昨年7月31日には、半導体の組み立て工程を受託する台湾の日月光(ASE)グループが北九州市若松区の市有地約16万㎡を取得すると発表しており、これに次ぐ大規模工場の誘致です。北九州市は1901年に官営八幡製鉄所が作られてから鉄鋼都市として栄えましたが、その後製鉄所の老朽化に伴い廃止され、人口もピークの106万人(1979年)から減り続け現在は約92万人になっています。それでもTOTO、安川電機、三井ハイテック、タカギ、黒崎播磨などのメーカーが本社をおいており、製造業の基盤は日本でも屈指です。私は以前投資の仕事(ベンチャーキャピタル)をしており、投資先を求めて日本の多くの町を訪れましたが、北九州市ほど製造業に適した町はないように思われました。大小さまざまなメーカーがあり、何かを作ろうとしたら作れる会社が必ずあります。それも相当高いレベルです。かつ道路も広くよく整備され、都市高速道も発達しており、移動や輸送に便利です。深い港湾の存在は北九州市発展の原点であり、更に24時間離発着可能な海上空港もあります。従って北九州市は工場立地のインフラが整っていると言えます。
そんな北九州市から工場が出ていく(廃止される)だけで新たな進出が無かったのは、暴力団工藤会の存在があったからと思われます。工藤会は街中で頻繁に殺傷事件や抗争事件を起こし、武器として手投げ弾やロケット砲も登場していました。これが嫌で撤収した企業も多いと思われます。しかし今では県警の壊滅作戦で工藤会も町中から姿を消し、平和な町になっています。
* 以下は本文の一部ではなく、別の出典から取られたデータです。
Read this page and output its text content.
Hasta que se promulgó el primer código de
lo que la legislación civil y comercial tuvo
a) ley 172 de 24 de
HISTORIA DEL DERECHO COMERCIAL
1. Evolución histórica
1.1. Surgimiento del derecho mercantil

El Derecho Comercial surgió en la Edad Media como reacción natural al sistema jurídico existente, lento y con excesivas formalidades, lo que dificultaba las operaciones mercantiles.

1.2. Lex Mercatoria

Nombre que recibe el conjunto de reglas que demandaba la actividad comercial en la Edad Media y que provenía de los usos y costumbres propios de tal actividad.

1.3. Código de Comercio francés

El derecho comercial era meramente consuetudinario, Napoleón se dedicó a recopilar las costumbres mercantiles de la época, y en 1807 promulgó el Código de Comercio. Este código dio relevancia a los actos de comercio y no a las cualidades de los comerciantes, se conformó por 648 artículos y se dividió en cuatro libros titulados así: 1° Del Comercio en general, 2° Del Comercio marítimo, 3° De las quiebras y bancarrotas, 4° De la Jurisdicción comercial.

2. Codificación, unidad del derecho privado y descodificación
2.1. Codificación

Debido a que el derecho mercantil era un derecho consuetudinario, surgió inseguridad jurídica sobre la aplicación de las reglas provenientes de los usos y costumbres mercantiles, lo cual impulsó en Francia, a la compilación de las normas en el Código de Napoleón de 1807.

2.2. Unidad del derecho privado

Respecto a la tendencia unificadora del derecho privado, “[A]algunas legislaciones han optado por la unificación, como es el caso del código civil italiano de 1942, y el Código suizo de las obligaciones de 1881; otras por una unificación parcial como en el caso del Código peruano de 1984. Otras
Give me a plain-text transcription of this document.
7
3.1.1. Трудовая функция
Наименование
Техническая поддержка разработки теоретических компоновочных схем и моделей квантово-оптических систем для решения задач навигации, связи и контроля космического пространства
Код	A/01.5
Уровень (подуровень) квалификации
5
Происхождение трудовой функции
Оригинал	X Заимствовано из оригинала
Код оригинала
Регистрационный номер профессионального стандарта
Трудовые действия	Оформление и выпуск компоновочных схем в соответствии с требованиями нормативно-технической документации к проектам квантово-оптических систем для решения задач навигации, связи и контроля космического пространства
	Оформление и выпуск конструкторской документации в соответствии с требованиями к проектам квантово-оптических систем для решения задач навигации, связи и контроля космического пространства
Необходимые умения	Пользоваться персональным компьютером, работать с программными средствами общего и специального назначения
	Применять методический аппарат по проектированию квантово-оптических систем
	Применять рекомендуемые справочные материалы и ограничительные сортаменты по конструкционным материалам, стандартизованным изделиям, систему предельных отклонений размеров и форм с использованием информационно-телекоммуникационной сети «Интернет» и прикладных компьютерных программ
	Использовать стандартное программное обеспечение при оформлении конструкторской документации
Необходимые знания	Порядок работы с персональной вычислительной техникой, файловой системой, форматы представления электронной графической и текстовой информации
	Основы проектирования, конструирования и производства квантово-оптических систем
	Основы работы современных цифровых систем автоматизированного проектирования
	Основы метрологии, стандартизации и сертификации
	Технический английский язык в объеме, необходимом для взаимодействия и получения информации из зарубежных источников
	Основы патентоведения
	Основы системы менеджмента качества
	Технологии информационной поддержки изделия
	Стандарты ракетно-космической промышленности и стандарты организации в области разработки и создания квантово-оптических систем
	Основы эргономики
臨海部の工場地帯を取り巻くように商業施設や住宅があり、通勤時間も短く生活にも便利です。従ってAESや日産が進出するのは当然と言えます。現在九州では熊本県菊陽町に台湾TSMCの半導体工場ができ、ここに素材やサービスを提供する企業の進出が相次いでいますが、道路の整備が追い付かず渋滞に悩まされています。熊本県は現在急ぎ整備を進めていますが、最低でも4,5年はかかりそうです。また空港が遠い、道路が混むという問題も抱えており、熊本市が都市高速を計画していますが、こちらは完成までに10年以上かかりそうです。菊陽町周辺では用地も不足し、地価も高騰していますが、北九州市は埋め立て地や工場撤収地を中心に安い用地がまだたくさんあります。今後北九州市が台湾企業の新たな進出地になる可能性は十分あります。